Know Annual Return and Standard Deviation, so what is final return?

Discussion in 'Risk Management' started by Matt1234au, Feb 1, 2008.

  1. Hi

    Say an investment has an annual return of 10%, with a standard deviation of 20%

    I put in $100 so at year end I have 110

    At end of year 2 I have $121

    At end of year 3 $133.10

    However the Std is 20% so really isn't it true that my final return will lie between an upper and lower amount?

    If so what would it be and how would you calculate it, just 133.10 +/- 20% or something more complicated?

    Or is it 133.10 plus/minus the sum of annual variance?

    Thanks in advance

    Matt
     
  2. At the end of three years you have $ 133.10. Initial capital is $ 100.00. One way to calculate return is Cumulative Annual Growth Rate (CAGR) = profit * 100 / years of data / initial capital

    so

    ($ 133.10 - $ 100) * 100 / 3 years / $ 100 initial capital = 11.03 % per year with occasional equity fluctuations (positive and negative) of about 20 %.
     
  3. Try alpha minus sigma squared over two. So:

    .10 - ( .20^2 ) / 2 = .08

    Variance adjusted probable annual growth rate would
    be eight percent.

    So three year would be 1.08^3 - 1 = 0.26 or twenty-six
    percent.

    Explained in more detail in the attached paper, among
    others.
     
  4. I think 20% is too high for investments.
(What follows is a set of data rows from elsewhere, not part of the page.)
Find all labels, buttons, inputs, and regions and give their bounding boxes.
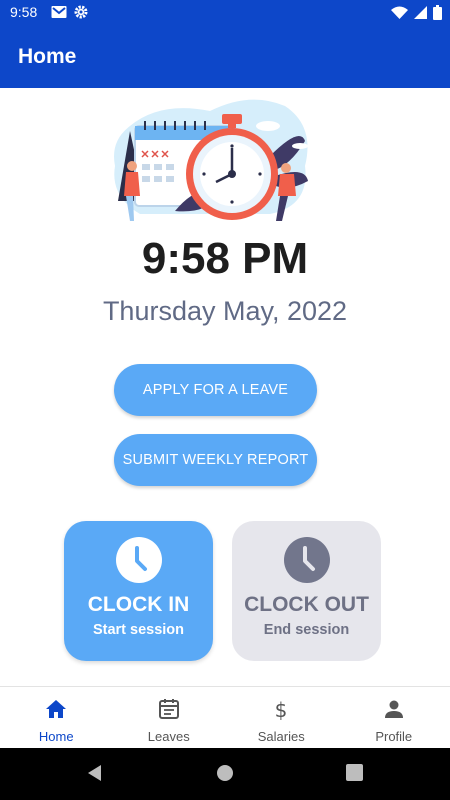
nav-item-leaves[interactable]: Leaves	[113, 687, 226, 748]
nav-item-home[interactable]: Home	[0, 687, 113, 748]
apply-leave-button[interactable]: APPLY FOR A LEAVE	[114, 364, 317, 416]
clock-icon	[283, 537, 330, 583]
app-bar: Home	[0, 26, 450, 88]
home-icon	[46, 700, 67, 718]
home-circle-icon[interactable]	[216, 764, 234, 782]
signal-icon	[414, 6, 427, 19]
nav-label: Salaries	[257, 729, 305, 744]
recents-icon[interactable]	[346, 764, 363, 781]
current-time: 9:58 PM	[141, 234, 309, 283]
nav-label: Profile	[375, 729, 413, 744]
clock-calendar-illustration	[114, 99, 308, 221]
svg-text:$: $	[275, 698, 288, 721]
page-title: Home	[18, 45, 77, 68]
clock-out-title: CLOCK OUT	[244, 593, 369, 616]
submit-weekly-report-button[interactable]: SUBMIT WEEKLY REPORT	[114, 434, 317, 486]
gmail-icon	[51, 6, 67, 18]
bottom-navigation: Home Leaves $ Salaries Profile	[0, 686, 450, 748]
battery-icon	[433, 5, 442, 20]
nav-label: Home	[38, 729, 74, 744]
person-icon	[384, 700, 403, 718]
status-bar: 9:58	[0, 0, 450, 26]
back-icon[interactable]	[86, 764, 104, 782]
clock-in-subtitle: Start session	[92, 622, 185, 638]
wifi-icon	[391, 6, 408, 19]
clock-icon	[115, 537, 162, 583]
clock-out-subtitle: End session	[263, 622, 350, 638]
calendar-icon	[158, 699, 179, 719]
clock-out-card[interactable]: CLOCK OUT End session	[232, 521, 381, 661]
nav-label: Leaves	[147, 729, 190, 744]
settings-icon	[74, 5, 88, 19]
clock-in-card[interactable]: CLOCK IN Start session	[64, 521, 213, 661]
system-navigation-bar	[0, 748, 450, 800]
clock-in-title: CLOCK IN	[87, 593, 190, 616]
nav-item-salaries[interactable]: $ Salaries	[225, 687, 338, 748]
dollar-icon: $	[275, 698, 288, 721]
status-time: 9:58	[10, 4, 38, 20]
current-date: Thursday May, 2022	[102, 296, 348, 326]
nav-item-profile[interactable]: Profile	[338, 687, 450, 748]
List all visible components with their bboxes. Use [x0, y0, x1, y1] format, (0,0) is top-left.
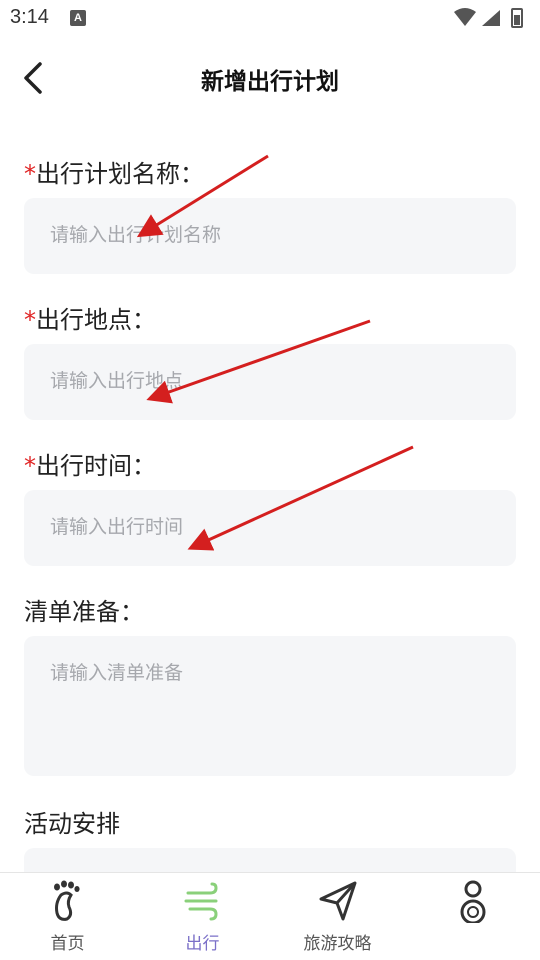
user-profile-icon — [460, 880, 486, 923]
required-mark: * — [24, 306, 36, 334]
tab-home[interactable]: 首页 — [0, 873, 135, 960]
time-placeholder: 请输入出行时间 — [50, 516, 184, 538]
plan-name-input[interactable]: 请输入出行计划名称 — [24, 198, 516, 274]
location-placeholder: 请输入出行地点 — [50, 370, 184, 392]
required-mark: * — [24, 452, 36, 480]
status-icons — [454, 8, 523, 28]
footprint-icon — [54, 880, 80, 921]
activity-label: 活动安排 — [24, 810, 120, 838]
bottom-tab-bar: 首页 出行 旅游攻略 — [0, 872, 540, 960]
page-title: 新增出行计划 — [201, 69, 339, 95]
signal-icon — [482, 10, 500, 26]
wifi-icon — [454, 8, 476, 26]
time-input[interactable]: 请输入出行时间 — [24, 490, 516, 566]
wind-icon — [184, 882, 218, 921]
checklist-label: 清单准备： — [24, 598, 144, 626]
plan-name-label: *出行计划名称： — [24, 160, 204, 188]
plan-name-placeholder: 请输入出行计划名称 — [50, 224, 222, 246]
tab-label: 旅游攻略 — [303, 934, 372, 954]
status-time: 3:14 — [10, 6, 49, 28]
checklist-textarea[interactable]: 请输入清单准备 — [24, 636, 516, 776]
checklist-placeholder: 请输入清单准备 — [50, 662, 184, 684]
location-input[interactable]: 请输入出行地点 — [24, 344, 516, 420]
notification-app-icon: A — [70, 10, 86, 26]
tab-travel-guide[interactable]: 旅游攻略 — [270, 873, 405, 960]
time-label: *出行时间： — [24, 452, 156, 480]
tab-label: 出行 — [185, 934, 220, 954]
location-label: *出行地点： — [24, 306, 156, 334]
tab-travel[interactable]: 出行 — [135, 873, 270, 960]
header: 新增出行计划 — [0, 48, 540, 108]
paper-plane-icon — [319, 881, 357, 921]
tab-label: 首页 — [50, 934, 85, 954]
tab-profile[interactable] — [405, 873, 540, 960]
required-mark: * — [24, 160, 36, 188]
status-bar: 3:14 A — [0, 0, 540, 36]
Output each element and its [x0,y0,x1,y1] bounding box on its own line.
Maybe ok for trading.

    If I recall correctly from statistics -- and please if wrong someone correct me -- it means that with such investment you have:

    68.27% of the annual returns lie between $100 +/- $20
    95.45% between $100 +/- $40
    99.73% between $100 +/- $60

    which means that if you invest there is a probability you will lose a significant portion of you money.

    For such low return I would not accept a standard deviation more than 5%.